Friday, June 16, 2006

Robert Yeager on Beowulf

Robert Yeager writes a nice piece on the history of Beowulf. Check it here.

According to Yeager, Beowulf is "a Scandinavian hero, of the tribe of Geats. Most of his story is said to take place in Denmark and Scandinavia."

Here are a few select quotes:

"Why the poem with a Scandinavian hero exists in Old English at all is a mystery. As a member of the tribe of Geats whose significant adventures took place in Denmark and Scandinavia, Beowulf seems an unpromising hero for an English folk epic, particularly in tenth century Saxon England.

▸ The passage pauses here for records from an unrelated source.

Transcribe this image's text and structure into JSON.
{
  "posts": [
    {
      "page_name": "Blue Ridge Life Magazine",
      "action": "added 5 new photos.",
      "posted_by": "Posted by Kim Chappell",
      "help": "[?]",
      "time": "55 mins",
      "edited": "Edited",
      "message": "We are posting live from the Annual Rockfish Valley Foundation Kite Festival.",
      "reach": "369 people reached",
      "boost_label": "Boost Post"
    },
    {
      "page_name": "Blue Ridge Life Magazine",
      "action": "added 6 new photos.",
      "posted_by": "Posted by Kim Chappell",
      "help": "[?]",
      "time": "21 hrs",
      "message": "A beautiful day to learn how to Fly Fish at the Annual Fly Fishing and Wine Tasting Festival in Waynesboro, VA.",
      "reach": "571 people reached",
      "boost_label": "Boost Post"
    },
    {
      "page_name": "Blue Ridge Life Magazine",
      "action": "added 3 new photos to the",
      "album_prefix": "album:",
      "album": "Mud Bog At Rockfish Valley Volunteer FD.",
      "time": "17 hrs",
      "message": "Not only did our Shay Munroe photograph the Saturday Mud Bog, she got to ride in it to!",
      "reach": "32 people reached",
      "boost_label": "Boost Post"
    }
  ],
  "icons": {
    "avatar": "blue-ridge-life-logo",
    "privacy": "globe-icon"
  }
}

"At the time the manuscript was being copied, Scandinavian raiders had been ravaging English shores for two centuries. This inauspicious timing has been used by some scholars to bolster their arguments that Beowulf was composed before the coming of the Northmen about A.D. 790. However, a poem featuring a Scandinavian hero may have been able to flourish at the court of King Cnut, who added England to his Danish empire in 1016."

Any thoughts, Ralph?


1 comment:

Ralph said...

Fascinating article. Based on my studies earlier this year of the Viking invastions of England, I would have to say that the poem gained popularity during the time that the Vikings held sway on the Great Isle. During that time, there were a lot of unholy alliances, as are typically formed during a time of foreign occupation. In other words, a lot of the English seemed to align themselves politically with the Vikings and may have adopted some of their customs, the Beowulf tale being one of them. Because it was a such a great tale that contains so many universal truths - it managed to survive the Viking expulsion from England - as you just can't kill the truth - and live on to this day. At least those are my thoughts on this.